The open-source project Ralph takes a pragmatic approach to autonomous AI coding: treat AI agents as disposable and use git as the system of record.
Ralph repeatedly drives AI coding tools to implement user stories from a PRD until all quality checks pass. Each iteration runs in a fresh AI instance, with progress preserved only through git commits, a structured prd.json, and an append-only progress.txt. The result is an incremental, auditable workflow that feels closer to traditional software development—just automated.
How the loop works
Ralph is orchestrated by a shell script that resumes purely from repository state:
- Create a feature branch defined in the PRD
- Select the highest-priority story with
passes: false - Implement the story using an AI coding tool
- Run type checks and tests
- Commit on success
- Mark the story as passing in
prd.json - Append learnings to
progress.txt
The loop continues until all stories pass or a maximum iteration count is reached.
Because no AI context is reused, failures are visible and debuggable—nothing is hidden in agent memory.
Tooling and setup
Ralph currently supports two AI coding backends:
- Amp CLI — https://ampcode.com (default)
- Claude Code — https://docs.anthropic.com/en/docs/claude-code
The main runner lives at:
scripts/ralph/ralph.sh
Usage examples:
# Amp (default)
./scripts/ralph/ralph.sh [max_iterations]
# Claude Code
./scripts/ralph/ralph.sh --tool claude [max_iterations]

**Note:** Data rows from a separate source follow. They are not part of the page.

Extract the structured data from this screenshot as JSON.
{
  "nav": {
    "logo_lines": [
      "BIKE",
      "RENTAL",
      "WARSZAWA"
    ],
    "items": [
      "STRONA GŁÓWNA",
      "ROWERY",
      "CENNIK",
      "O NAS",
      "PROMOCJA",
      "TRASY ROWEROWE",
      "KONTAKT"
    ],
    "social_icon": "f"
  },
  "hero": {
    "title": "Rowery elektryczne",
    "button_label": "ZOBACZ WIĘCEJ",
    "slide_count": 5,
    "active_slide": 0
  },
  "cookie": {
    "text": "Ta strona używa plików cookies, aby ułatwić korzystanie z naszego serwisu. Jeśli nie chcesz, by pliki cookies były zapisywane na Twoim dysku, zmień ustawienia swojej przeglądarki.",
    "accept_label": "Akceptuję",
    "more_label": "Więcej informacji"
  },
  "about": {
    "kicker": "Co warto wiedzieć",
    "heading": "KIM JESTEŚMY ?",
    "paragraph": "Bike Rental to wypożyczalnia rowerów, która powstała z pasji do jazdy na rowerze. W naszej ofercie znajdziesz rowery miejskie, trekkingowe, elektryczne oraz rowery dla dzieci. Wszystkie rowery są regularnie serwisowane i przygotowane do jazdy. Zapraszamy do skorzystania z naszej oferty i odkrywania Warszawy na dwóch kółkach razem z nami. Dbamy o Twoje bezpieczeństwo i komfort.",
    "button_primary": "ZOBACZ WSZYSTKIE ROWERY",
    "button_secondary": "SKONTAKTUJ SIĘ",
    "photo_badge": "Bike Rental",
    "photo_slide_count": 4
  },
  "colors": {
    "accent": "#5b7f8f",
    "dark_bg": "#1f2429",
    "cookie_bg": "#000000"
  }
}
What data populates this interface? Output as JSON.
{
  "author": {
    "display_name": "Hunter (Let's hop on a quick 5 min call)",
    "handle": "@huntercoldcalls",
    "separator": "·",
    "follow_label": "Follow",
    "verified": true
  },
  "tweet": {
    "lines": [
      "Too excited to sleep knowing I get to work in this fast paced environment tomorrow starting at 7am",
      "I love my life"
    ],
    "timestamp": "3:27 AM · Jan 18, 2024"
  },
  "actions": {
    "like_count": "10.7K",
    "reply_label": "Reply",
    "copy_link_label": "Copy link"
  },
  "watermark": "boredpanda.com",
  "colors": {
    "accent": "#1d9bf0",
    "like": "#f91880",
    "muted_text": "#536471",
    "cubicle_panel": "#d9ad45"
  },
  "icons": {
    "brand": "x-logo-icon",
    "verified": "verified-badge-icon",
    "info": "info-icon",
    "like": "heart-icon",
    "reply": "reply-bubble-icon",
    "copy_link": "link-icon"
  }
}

From PRD to executable plan
The workflow starts with planning:
- Generate a markdown PRD using the
prdskill - Convert it into a machine-readable
prd.json - Let Ralph execute each story, one at a time
Stories are intentionally small and right-sized, ensuring each fits within a single AI context window.
Why stateless agents matter
A core design choice is that every iteration starts with a brand-new AI instance. Anything worth remembering must be written down—in code, tests, progress.txt, or the auto-updated AGENTS.md.
That constraint makes runs predictable, debuggable, and easy to audit, while preventing subtle failures from compounding across iterations.